Variables are distributed in the PCA plan based on their relative contribution to the principal components. Variables taken into account were: water activity (aw), moisture content (Moist%), total cracked areas (mm2) (CKA), the median of the log-normal distribution of cracking surfaces (μ), CIEL*a*b* color coordinates (L*, a* and b*), instrumental hardness (HRD), crust thickness (THICK), and work of deformation (WOD), sensory scores for appearance (APP), taste (TASTE), flavor (FLV), texture, and overall acceptability (OA), amygdalin content (Amy), crude fat content (Lip), Protein content (Prot), percentage of SFA (SFA%), MUFA % (MUFA %), PUFA (PUFA%). Tactile sensory parameters correlated well with instrumental texture, so we omitted these parameters in the PCA matrix. The PC1 is correlated mostly and positively with Moist % (0.93), APP (0.97), TASTE (0.9748), FLV (0.9862), TXT (0.9463), OA (0.9637), while negatively correlated with HRD (−0.8141), THICK (−0.7456), WOD (−0.9546). Samples with higher sensory scores and “softer” texture plot in the positive part of PC1. On the contrary, samples with lower sensory scores and “harder” texture plot in the negative part of PC1. PC1 (37.96%) can be interpreted in terms of “acceptability as related to instrumental texture”. PC2 is correlated positively mostly with a* (0.9136), Amy (0.9167), SFA% (91.98) and PUFA% (986) and negatively with CKA (−0.9299), Lip (−0.9738) and MUFA% (98.39). Samples with higher a*, Amy, SFA% and PUFA%, tend to plot in the positive part of PC2, while samples with higher CKA, Lip and MUFA% should plot in the negative part. This second PC could be interpreted in terms of “redness, cracking surfaces and composition”.
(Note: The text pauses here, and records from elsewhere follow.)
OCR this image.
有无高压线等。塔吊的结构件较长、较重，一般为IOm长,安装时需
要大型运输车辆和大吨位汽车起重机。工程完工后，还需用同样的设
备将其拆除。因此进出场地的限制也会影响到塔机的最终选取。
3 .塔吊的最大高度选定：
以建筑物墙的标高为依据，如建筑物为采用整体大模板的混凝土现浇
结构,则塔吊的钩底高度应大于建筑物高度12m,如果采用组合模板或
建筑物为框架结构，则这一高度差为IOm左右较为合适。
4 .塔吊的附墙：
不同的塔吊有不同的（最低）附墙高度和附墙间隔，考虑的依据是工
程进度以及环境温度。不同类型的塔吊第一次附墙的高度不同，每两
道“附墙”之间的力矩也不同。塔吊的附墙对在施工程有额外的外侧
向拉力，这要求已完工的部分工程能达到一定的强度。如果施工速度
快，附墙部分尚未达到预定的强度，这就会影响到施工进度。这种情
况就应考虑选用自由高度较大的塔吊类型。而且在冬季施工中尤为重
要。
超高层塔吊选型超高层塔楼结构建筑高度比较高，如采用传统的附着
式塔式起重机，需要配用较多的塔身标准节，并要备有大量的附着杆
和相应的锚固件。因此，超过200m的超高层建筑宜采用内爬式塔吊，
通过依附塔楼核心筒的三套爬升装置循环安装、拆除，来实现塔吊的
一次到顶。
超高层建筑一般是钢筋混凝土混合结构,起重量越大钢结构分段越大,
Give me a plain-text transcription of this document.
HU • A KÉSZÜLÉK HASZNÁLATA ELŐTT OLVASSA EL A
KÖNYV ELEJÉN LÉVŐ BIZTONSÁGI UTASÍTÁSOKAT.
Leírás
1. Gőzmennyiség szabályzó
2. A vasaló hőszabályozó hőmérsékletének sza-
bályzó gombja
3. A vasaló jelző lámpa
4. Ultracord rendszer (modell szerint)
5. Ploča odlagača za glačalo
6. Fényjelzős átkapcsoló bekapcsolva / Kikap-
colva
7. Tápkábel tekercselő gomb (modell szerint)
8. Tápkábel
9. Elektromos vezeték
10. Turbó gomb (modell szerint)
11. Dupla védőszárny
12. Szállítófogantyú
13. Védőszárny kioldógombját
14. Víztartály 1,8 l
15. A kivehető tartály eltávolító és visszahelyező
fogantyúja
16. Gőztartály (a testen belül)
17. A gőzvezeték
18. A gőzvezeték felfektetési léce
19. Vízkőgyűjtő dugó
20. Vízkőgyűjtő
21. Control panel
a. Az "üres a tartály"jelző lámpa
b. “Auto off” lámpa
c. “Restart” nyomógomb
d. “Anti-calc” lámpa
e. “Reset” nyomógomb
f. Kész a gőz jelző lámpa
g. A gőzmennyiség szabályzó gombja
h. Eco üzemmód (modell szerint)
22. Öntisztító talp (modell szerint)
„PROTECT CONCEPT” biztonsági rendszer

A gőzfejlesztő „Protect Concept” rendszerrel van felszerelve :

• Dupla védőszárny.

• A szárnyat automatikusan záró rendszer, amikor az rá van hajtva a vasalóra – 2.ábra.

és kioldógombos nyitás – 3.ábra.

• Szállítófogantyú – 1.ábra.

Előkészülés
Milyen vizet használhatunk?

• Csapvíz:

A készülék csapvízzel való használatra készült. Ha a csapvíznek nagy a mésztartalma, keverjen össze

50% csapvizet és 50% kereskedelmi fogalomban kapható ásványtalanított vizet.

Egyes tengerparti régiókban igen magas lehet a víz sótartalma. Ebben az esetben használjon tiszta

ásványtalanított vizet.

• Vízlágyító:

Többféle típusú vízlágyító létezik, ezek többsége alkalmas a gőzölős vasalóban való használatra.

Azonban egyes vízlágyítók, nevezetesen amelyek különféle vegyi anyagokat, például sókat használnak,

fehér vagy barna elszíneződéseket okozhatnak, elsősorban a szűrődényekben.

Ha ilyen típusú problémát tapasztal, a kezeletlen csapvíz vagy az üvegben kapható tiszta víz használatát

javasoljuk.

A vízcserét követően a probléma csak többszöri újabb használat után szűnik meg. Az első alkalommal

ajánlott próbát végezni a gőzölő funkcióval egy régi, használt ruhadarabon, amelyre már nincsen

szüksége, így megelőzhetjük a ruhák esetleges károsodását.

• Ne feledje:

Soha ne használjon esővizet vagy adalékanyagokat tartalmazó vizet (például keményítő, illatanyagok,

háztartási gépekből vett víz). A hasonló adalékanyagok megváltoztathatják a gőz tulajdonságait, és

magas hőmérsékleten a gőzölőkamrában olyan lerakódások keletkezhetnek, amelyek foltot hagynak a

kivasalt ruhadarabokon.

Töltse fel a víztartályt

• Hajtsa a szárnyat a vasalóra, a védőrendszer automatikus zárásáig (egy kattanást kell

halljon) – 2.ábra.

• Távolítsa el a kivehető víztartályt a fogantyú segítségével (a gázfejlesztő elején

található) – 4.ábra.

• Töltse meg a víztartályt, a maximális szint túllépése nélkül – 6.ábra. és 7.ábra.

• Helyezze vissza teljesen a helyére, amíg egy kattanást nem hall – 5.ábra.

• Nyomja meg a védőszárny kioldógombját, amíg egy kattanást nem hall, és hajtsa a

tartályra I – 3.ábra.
“High quality”, intended to maintain high sensorial standards during the shelf life, lasts up to 30 days. TX and TU samples showed close position along the PC1, for all the time of analyses. AR clustered in the positive part of PC1 until day 7, showing sensory acceptance similar to TX and TU. For most of the shelf life, CO samples were characterized by lower sensory scores, higher instrumental hardness, thicker crust and more viscous texture (higher WOD), showing larger Cracked Area, and lower moisture. Samples formed clearly distinguishable clusters along the PC2. Overall, our data showed a marked influence of variety in the physical chemical characteristics of derived products. The correlation matrix showed that Protein content was correlated positively (0.7318) with the parameter
µ, the median of the cracking surfaces distribution, which is correlated with a third PC (0.9809), although it’s interpretation in relation to physical chemical evolution and sensory acceptance results problematic. Crude fat content was positively correlated with the total area interested by cracking CKA (0.8636). The sensory acceptance, as clearly showed in the loading plot (
Figure 7) is inversely correlated with the magnitude of texture features, namely HRD, WOD, THICK, and a
w, and positively correlated with Moist%. Sensory acceptances were higher at 7 days for all the samples, and similar between samples until day 30, were CO samples showed the lower values. Sixty days was selected as the end of the shelf life for all samples.